In one experiment, 12-mo-old Tg2576 mice and WT mice were treated with the NADPH oxidase inhibitor apocynin (1.5 mM) or the free radical scavenger tempol (1 mM) in drinking water for 10–12 wk (n = 5–6 per group). Drug treatment was initiated at 12 mo of age, when Tg2576 mice have substantial parenchymal plaque loads but limited CAA loads (13). In a second experiment, Tg2576 and WT mice were treated with apocynin (1.5 mM) in drinking water for 12 wk beginning at 6 mo of age (n = 6 per group) to determine whether apocynin influences Aβ levels, the Aβ₄₀/Aβ₄₂ ratio, and ApoE levels. In a third experiment, PS1APP mice were treated with apocynin (1.5 mM) or tempol (1mM) in drinking water for 2 wk beginning at 3 mo of age (n = 4–5 per group) to determine whether apocynin and tempol influence ApoE levels. Doses of apocynin and tempol were chosen according to previous reports (20, 72).

Closed Cranial Window Preparation and Live Microscopic Imaging.

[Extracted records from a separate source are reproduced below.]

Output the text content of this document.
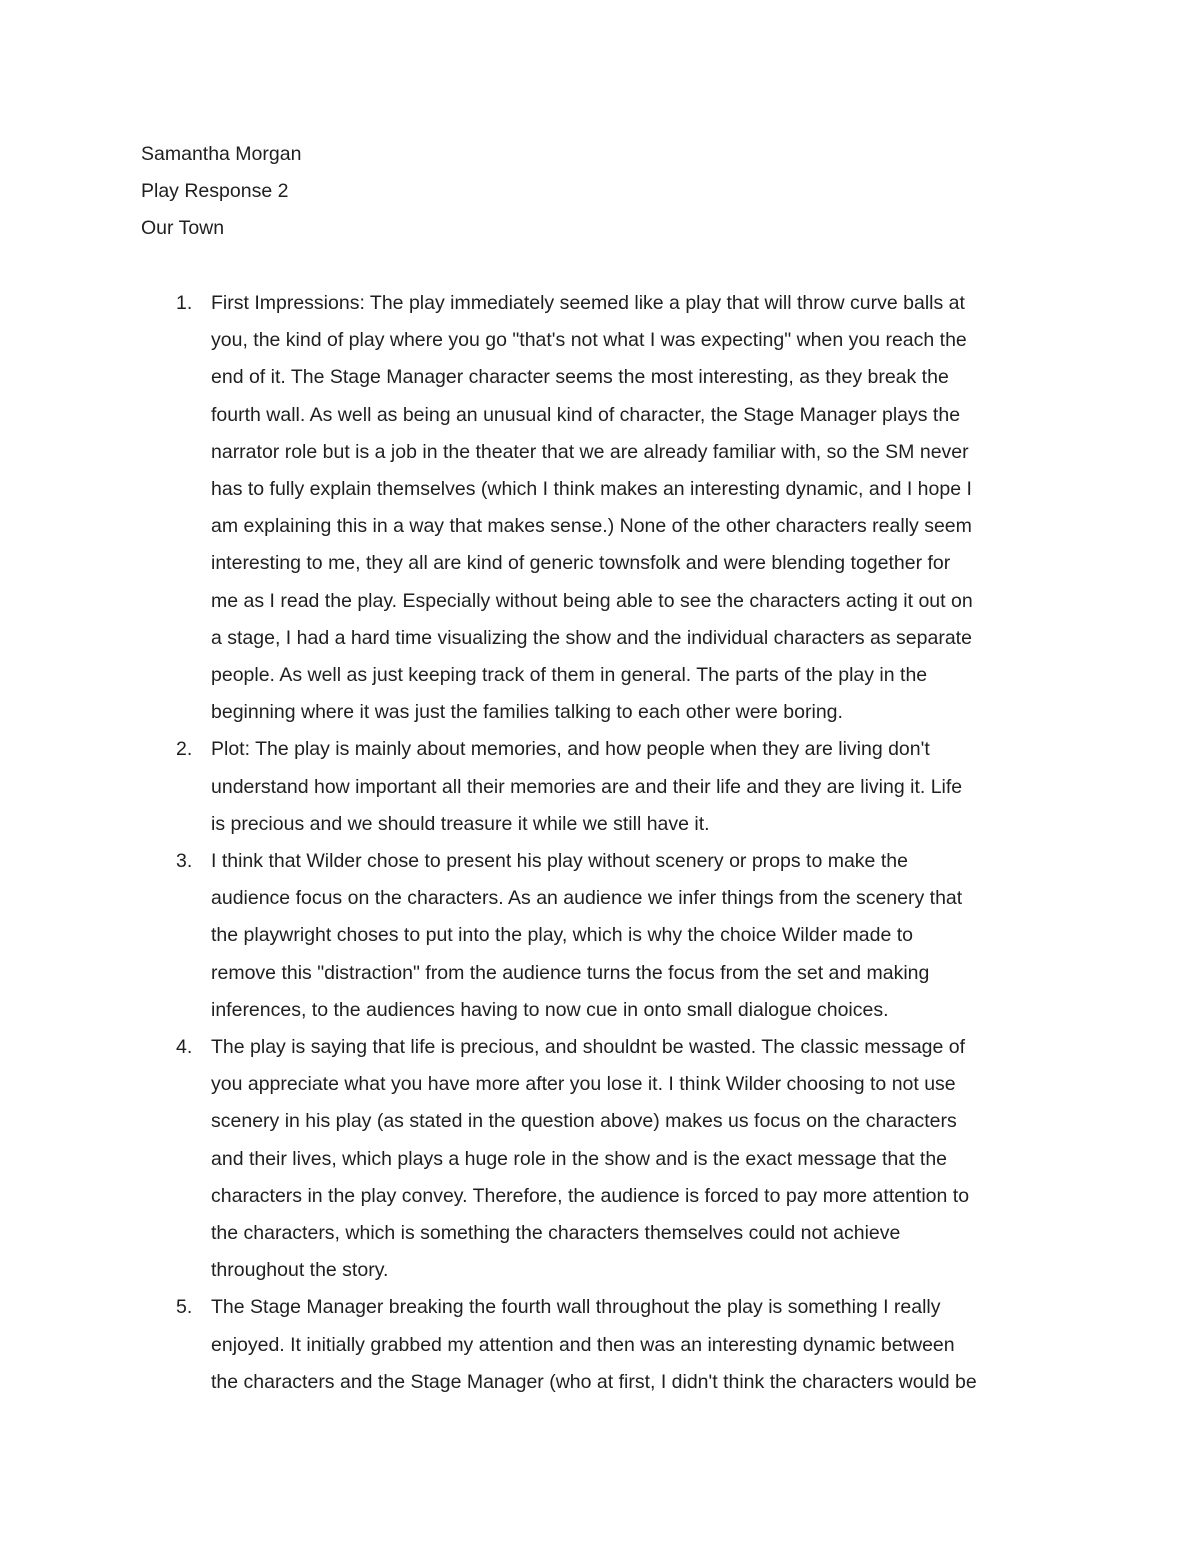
Samantha Morgan
Play Response 2
Our Town
1. First Impressions: The play immediately seemed like a play that will throw curve balls at
you, the kind of play where you go "that's not what I was expecting" when you reach the
end of it. The Stage Manager character seems the most interesting, as they break the
fourth wall. As well as being an unusual kind of character, the Stage Manager plays the
narrator role but is a job in the theater that we are already familiar with, so the SM never
has to fully explain themselves (which I think makes an interesting dynamic, and I hope I
am explaining this in a way that makes sense.) None of the other characters really seem
interesting to me, they all are kind of generic townsfolk and were blending together for
me as I read the play. Especially without being able to see the characters acting it out on
a stage, I had a hard time visualizing the show and the individual characters as separate
people. As well as just keeping track of them in general. The parts of the play in the
beginning where it was just the families talking to each other were boring.
2. Plot: The play is mainly about memories, and how people when they are living don't
understand how important all their memories are and their life and they are living it. Life
is precious and we should treasure it while we still have it.
3. I think that Wilder chose to present his play without scenery or props to make the
audience focus on the characters. As an audience we infer things from the scenery that
the playwright choses to put into the play, which is why the choice Wilder made to
remove this "distraction" from the audience turns the focus from the set and making
inferences, to the audiences having to now cue in onto small dialogue choices.
4. The play is saying that life is precious, and shouldnt be wasted. The classic message of
you appreciate what you have more after you lose it. I think Wilder choosing to not use
scenery in his play (as stated in the question above) makes us focus on the characters
and their lives, which plays a huge role in the show and is the exact message that the
characters in the play convey. Therefore, the audience is forced to pay more attention to
the characters, which is something the characters themselves could not achieve
throughout the story.
5. The Stage Manager breaking the fourth wall throughout the play is something I really
enjoyed. It initially grabbed my attention and then was an interesting dynamic between
the characters and the Stage Manager (who at first, I didn't think the characters would be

A closed cranial window preparation was performed as previously reported (13). Briefly, mice were anesthetized with isoflurane (4% induction, 1.5% maintenance), and a 4-mm-diameter craniotomy was performed with a water-cooled dental drill in the right parietal bone. Two silastic tubings (i.d., 0.3 mm; o.d., 0.64 mm; Dow Corning) were inserted through the bone wax to permit topical application of vasodilators. The craniotomy was filled artificial cerebrospinal fluid (aCSF) (in mM: 125 NaCl, 26 NaHCO₃, 1.25 NaH₂PO₄, 2.5 KCl, 1 MgCl₂, 1 CaCl₂, and 25 glucose) and sealed to the bone with a microscope coverglass using dental cement. To label amyloid deposits in the brain, mice were i.p. injected with a Congo red derivative, methoxy-X04. Fifteen hours later, mice were reanesthetized with isoflurane and α-chloralose and ventilated. An arterial catheter was placed into the femoral artery for measuring mean arterial blood pressure and arterial blood gas analysis. Each mouse was then placed in a custom-built stereotaxic device to secure its head on the microscope stage. Leptomeningeal vessels were visualized using a Nikon Eclipse 600ME digital video microscopy system. To induce hypercapnia, mice were ventilated with 5% CO₂/30% O₂-containing air for 5 min followed by ventilation with 30% O₂-containing air. For topical vasoactive agents, the EC-dependent vasodilator acetylcholine (100 µM), the EC-independent/VSMC-dependent vasodilator S-nitroso-N-acetyl-penicillamine (SNAP; 500 µM), or the EC-independent/VSMC-dependent vasoconstrictor PGF2α (10 µM) was infused into the cranial window at a rate of 20 µL/min for 5 min.

Statistical Analyses.

Data were expressed as means ± SEM. Comparison among multiple groups was performed with a one-way analysis of variance (ANOVA) followed by Dunnett’s multiple comparison method. A P value <0.05 was considered significant.

Additional materials and methods are available in SI Methods.